What the world is going through right now is a lot. Adults are struggling to figure it out, as nothing like this has happened in our lifetimes.
As we do so, children are doing the same. Depending on how old your kids are, they may not know much about what’s going on right now. There are a few things that haven’t escaped them, however. They notice the playdates and birthday parties that aren’t being celebrated. They notice how long it’s been since they were in school or day care. Most importantly, they notice you as a parent trying to adjust to the situation. This can all be tough on kids. Depending on your child’s history and personality, they may not be the easiest to get to open up about their feelings.
Thankfully, many organizations offer tools that help us prioritize our children’s mental health throughout this experience. Here are some of the resources available to help you check in with your kids.
The Centers for Disease Control and Prevention is working to help our entire nation be informed and cope with this crisis. When it comes to kids, the CDC offers a simple fact list to help you answer questions your kids may have.
There’s also a list of tips for considerations to make when talking to your kids, such as avoiding language that might lead to stigma and paying attention to the nature and content of the messages sent by the media they consume.
The NASP has countless resources dedicated to helping families throughout this time.
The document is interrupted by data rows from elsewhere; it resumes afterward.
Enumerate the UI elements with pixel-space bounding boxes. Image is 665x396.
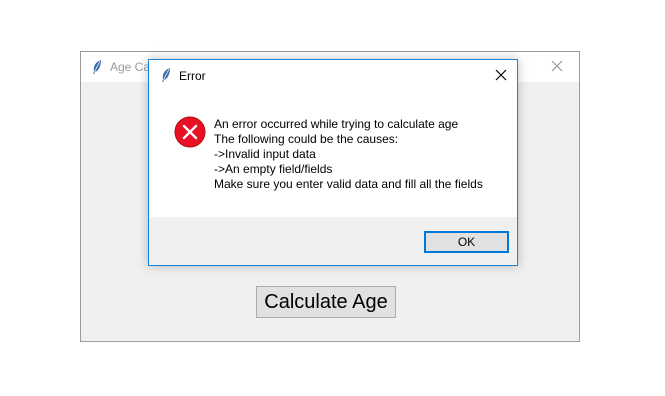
ok-button[interactable]: OK	[424, 231, 509, 253]
message-line: Make sure you enter valid data and fill …	[214, 177, 483, 191]
close-icon[interactable]	[493, 67, 509, 83]
error-dialog: Error An error occurred while trying to …	[148, 59, 518, 266]
message-line: ->Invalid input data	[214, 147, 316, 161]
dialog-titlebar[interactable]: Error	[149, 60, 517, 90]
message-line: An error occurred while trying to calcul…	[214, 117, 459, 131]
feather-icon	[162, 68, 170, 82]
message-line: ->An empty field/fields	[214, 162, 333, 176]
error-message: An error occurred while trying to calcul…	[214, 117, 483, 192]
error-icon	[174, 116, 206, 148]
calculate-age-button[interactable]: Calculate Age	[256, 286, 396, 318]
dialog-title: Error	[179, 69, 206, 83]
dialog-footer: OK	[149, 217, 517, 265]
close-icon[interactable]	[549, 58, 565, 74]
message-line: The following could be the causes:	[214, 132, 399, 146]
feather-icon	[93, 60, 101, 74]
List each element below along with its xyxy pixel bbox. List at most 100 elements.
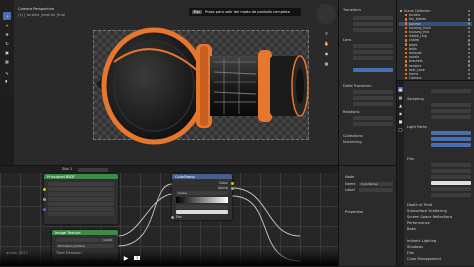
render-samples-field[interactable] [431,103,471,107]
visibility-eye-icon[interactable] [467,30,470,34]
node-field[interactable] [48,197,114,201]
sidebar-tab-view[interactable]: Transform [343,8,361,12]
section-film[interactable]: Film [407,251,414,255]
node-panel-title[interactable]: Node [345,175,354,179]
image-file-field[interactable]: Emmision_turbine [56,244,114,248]
denoise-field[interactable] [431,115,471,119]
section-indirect-lighting[interactable]: Indirect Lighting [407,239,436,243]
sidebar-field[interactable] [353,116,393,120]
ramp-gradient[interactable] [176,197,228,203]
ramp-pos-field[interactable] [176,205,228,209]
sidebar-field[interactable] [353,50,393,54]
sidebar-section-collections[interactable]: Collections [343,134,363,138]
rotate-tool-icon[interactable]: ↻ [3,40,11,47]
nav-gizmo[interactable] [316,4,336,24]
ao-factor-field[interactable] [431,137,471,141]
visibility-eye-icon[interactable] [467,18,470,21]
render-engine-field[interactable] [431,89,471,93]
node-field[interactable] [48,187,114,191]
world-tab-icon[interactable]: ◉ [398,111,403,116]
material-tab-icon[interactable]: ◯ [398,127,403,132]
socket[interactable] [230,182,234,185]
visibility-eye-icon[interactable] [467,34,470,38]
sidebar-field[interactable] [353,22,393,26]
principled-bsdf-node[interactable]: Principled BSDF [42,174,118,224]
render-tab-icon[interactable]: ● [398,87,403,92]
section-dof[interactable]: Depth of Field [407,203,432,207]
visibility-eye-icon[interactable] [467,68,470,71]
section-volumetrics[interactable]: Bake [407,227,416,231]
transform-tool-icon[interactable]: ▦ [3,58,11,65]
sidebar-section-instancing[interactable]: Instancing [343,140,362,144]
bloom-color-field[interactable] [431,181,471,185]
socket[interactable] [230,187,234,190]
ramp-color-swatch[interactable] [176,210,228,214]
ao-trace-field[interactable] [431,143,471,147]
visibility-eye-icon[interactable] [467,13,470,17]
sidebar-field[interactable] [353,96,393,100]
visibility-eye-icon[interactable] [467,72,470,76]
node-field[interactable] [48,192,114,196]
node-field[interactable] [48,212,114,216]
bloom-radius-field[interactable] [431,175,471,179]
section-color-management[interactable]: Color Management [407,257,441,261]
bloom-clamp-field[interactable] [431,193,471,197]
sampling-header[interactable]: Sampling [407,97,424,101]
sidebar-field[interactable] [353,102,393,106]
zoom-icon[interactable]: ⚲ [323,30,330,37]
section-sss[interactable]: Subsurface Scattering [407,209,447,213]
section-shadows[interactable]: Shadows [407,245,423,249]
move-tool-icon[interactable]: ✥ [3,31,11,38]
colorramp-node[interactable]: ColorRamp Color Alpha Linear Fac [170,174,234,220]
visibility-eye-icon[interactable] [467,22,470,25]
sidebar-field[interactable] [353,122,393,126]
socket[interactable] [42,188,46,191]
pan-hand-icon[interactable]: ✋ [323,40,330,47]
node-label-field[interactable] [359,188,393,192]
node-value-field[interactable]: 0.000 [56,238,114,242]
node-name-field[interactable]: ColorRamp [359,182,393,186]
socket[interactable] [42,208,46,211]
sidebar-section-rotation[interactable]: Relations [343,110,360,114]
bloom-intensity-field[interactable] [431,187,471,191]
visibility-eye-icon[interactable] [467,26,470,29]
visibility-eye-icon[interactable] [467,60,470,63]
node-properties-header[interactable]: Properties [345,210,363,214]
node-field[interactable] [48,202,114,206]
socket[interactable] [42,198,46,201]
node-field[interactable] [48,182,114,186]
visibility-eye-icon[interactable] [467,43,470,46]
play-icon[interactable]: ▶ [122,254,130,262]
visibility-eye-icon[interactable] [467,51,470,55]
visibility-eye-icon[interactable] [467,9,470,13]
sidebar-field[interactable] [353,16,393,20]
scale-tool-icon[interactable]: ▣ [3,49,11,56]
visibility-eye-icon[interactable] [467,47,470,50]
sidebar-field[interactable] [353,56,393,60]
section-ssr[interactable]: Screen Space Reflections [407,215,452,219]
bloom-knee-field[interactable] [431,169,471,173]
measure-tool-icon[interactable]: ▘ [3,79,11,86]
ramp-mode-dropdown[interactable]: Linear [176,191,228,195]
annotate-tool-icon[interactable]: ✎ [3,70,11,77]
sidebar-section-location[interactable]: Delta Transform [343,84,372,88]
bloom-threshold-field[interactable] [431,163,471,167]
sidebar-field[interactable] [353,28,393,32]
scene-tab-icon[interactable]: ▲ [398,103,403,108]
cursor-tool-icon[interactable]: + [3,22,11,29]
select-tool-icon[interactable]: ↗ [3,12,11,20]
lock-camera-toggle[interactable] [353,68,393,72]
visibility-eye-icon[interactable] [467,39,470,42]
ao-distance-field[interactable] [431,131,471,135]
sidebar-field[interactable] [353,44,393,48]
node-field[interactable] [48,207,114,211]
section-motion-blur[interactable]: Performance [407,221,430,225]
sidebar-field[interactable] [353,90,393,94]
visibility-eye-icon[interactable] [467,64,470,67]
viewport-samples-field[interactable] [431,109,471,113]
sidebar-section-lens[interactable]: Lens [343,38,351,42]
3d-viewport[interactable]: Camera Perspective (1) | turbine_exterio… [14,0,338,165]
socket[interactable] [170,216,174,219]
output-tab-icon[interactable]: ▦ [398,95,403,100]
grid-icon[interactable]: ▦ [323,60,330,67]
The association covers both emotional and educational needs. It’s a great resource for parents of special education students as well, as it offers information about continuing or handling disruptions in services virtually.
The Child Mind Institute is dedicated to helping families handle the many complications that social distancing and closures have presented. Its resources help children cope with the anxiety this situation can bring on. The CMI also provides materials for families of autistic children and behaviorally challenged children.
Common Sense Media’s coronavirus resources help you address all areas of your child’s life, making it easier to keep your child educated and entertained. Most notably, the nonprofit offers a list of apps that can help manage different areas of your child’s mental health.
Mom.com offers support to moms everywhere adjusting to the new normal. Get advice on how to keep your own mental health in check while also learning the signs to pay attention to in your children.
Remember, moms, you’ve got this! You’re a big part of making your kids feel secure, so it’s OK to take time for yourself, too.
Many families are dealing with substance abuse issues in addition to mental health issues that may be exacerbated during this time. Whether it’s the child of an addict or a child struggling, the Substance Abuse and Mental Health Services Administration has resources to help address the issues specific to those situations. The SAMSHA also has a Disaster Distress Helpline for immediate emergencies.
PBS Kids has a lot of wonderful resources available for helping kids understand what’s going on. The site has tips for how parents can make the conversation work best for their family. There’s also content built around PBS’ most popular characters, such as Sesame Street and Daniel Tiger, that makes the situation easier to explain.
National Public Radio education reporter Cory Turner asked experts what kids might want to know about the coronavirus. He talked to Tara Powell at the University of Illinois School of Social Work, Joy Osofsky at the LSU Health Sciences Center in New Orleans, and Krystal Lewis at the National Institute of Mental Health. From there, NPR created a comic strip to easily present the information to kids. The comic is available in English, Chinese, and Spanish.
This animated educational site has developed a video to help kids understand the coronavirus. BrainPOP also offers equally digestible videos about other related topics that can help children develop a wider understanding of them.
The Clay Center for Young Healthy Minds aims to raise mental health awareness through education. Some of its coronavirus resources are available in Chinese and Spanish. The center also offers a quick 10-minute mental health check-in podcast.
The Village for Families & Children is dedicated to providing a range of services for behavioral health, early childhood and youth development, substance abuse treatment, and support for children, families, and adults in the Greater Hartford, Connecticut, region.
The Village’s online resources bring its expertise to the rest of the country, and we’re better for it. It also compiles resources from across the internet to give you a lot of helpful information.
The Adverse Childhood Experiences Connection examines healing childhood trauma through a scientific lens. At this time, its resources include social and emotional learning for families as a whole. ACEs also tackles the issues of racism during the crisis in a way that all families should explore.